"Keep right on cooking, for if we cannot cross the flood on the raft, we'll be swept into the great cañon of the Colorado, and there we shall need all the food we can take along."

The others set to work with a will, but even Ulna, who was born out in that land, only faintly comprehended the import of what Sam said about the great cañon.

Indeed, Sam himself had only a vague notion of what was meant by the now famous geographical name.

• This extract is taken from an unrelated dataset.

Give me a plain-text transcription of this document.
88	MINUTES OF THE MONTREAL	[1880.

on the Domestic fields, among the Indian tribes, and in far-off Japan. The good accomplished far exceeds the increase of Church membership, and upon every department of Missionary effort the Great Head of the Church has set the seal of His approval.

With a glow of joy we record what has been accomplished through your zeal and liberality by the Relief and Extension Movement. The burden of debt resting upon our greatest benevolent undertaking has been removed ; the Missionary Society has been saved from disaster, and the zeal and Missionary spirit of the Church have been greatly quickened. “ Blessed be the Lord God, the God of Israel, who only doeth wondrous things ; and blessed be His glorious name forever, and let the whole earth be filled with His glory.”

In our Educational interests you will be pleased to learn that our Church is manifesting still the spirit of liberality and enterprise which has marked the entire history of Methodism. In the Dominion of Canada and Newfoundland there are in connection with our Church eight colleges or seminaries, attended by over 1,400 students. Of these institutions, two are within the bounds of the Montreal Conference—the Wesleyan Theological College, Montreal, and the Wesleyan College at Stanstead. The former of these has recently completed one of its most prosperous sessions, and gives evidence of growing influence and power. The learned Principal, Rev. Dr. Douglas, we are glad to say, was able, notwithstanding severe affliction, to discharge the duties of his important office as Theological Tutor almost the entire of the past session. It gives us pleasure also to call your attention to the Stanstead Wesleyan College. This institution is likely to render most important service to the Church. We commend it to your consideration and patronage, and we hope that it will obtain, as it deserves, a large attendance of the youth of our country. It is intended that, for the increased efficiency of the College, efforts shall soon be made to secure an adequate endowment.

He knew the history and geography of his own country very well, as every well-trained youth should, and he was, therefore, aware that the great Colorado of the West was formed by the junction of two important rivers, the Green and the Grand; he was further aware that the water roaring outside entered the latter river about twenty-five miles below the camp.

Had these been ordinary rivers there would be good reason to dread venturing out on their currents at flood time, even in a good boat; but the Green and the Grand for many score miles above their junction flowed through immense rocky defiles or cañons, and they united in one mighty cañon, through which flowed for fully four hundred miles the waters of the Colorado on their way to the Gulf of California.

Sam had talked a great deal about this wonderful chasm with Hank Tims, and that most reliable authority had assured him that only two parties had ever attempted to go through the great cañon and returned to tell of their perilous adventures and hair-breadth escapes.

Hank claimed to have stood on a cliff that rose straight up from the edge of the Colorado at one point, and looked down a sheer perpendicular depth of over seven thousand feet, the very thought of which is enough to make an ordinary head giddy.

But Sam helped to make a craft that would enable them to cross the two hundred feet that separated them from the opposite bank, and this accomplished in safety, they could make their way on foot to Hurley's Gulch, where he knew his father was eagerly awaiting his coming.

He secured all the gold dust about his own person, and then made up bundles of blankets, provisions and ammunition that might be of use if they did not succeed in making a crossing.

This done, he went out and found that Ike and Ulna had succeeded in staying and landing a great deal of drift-wood, just the thing for a raft, and a number of stout poles that might be used in guiding it.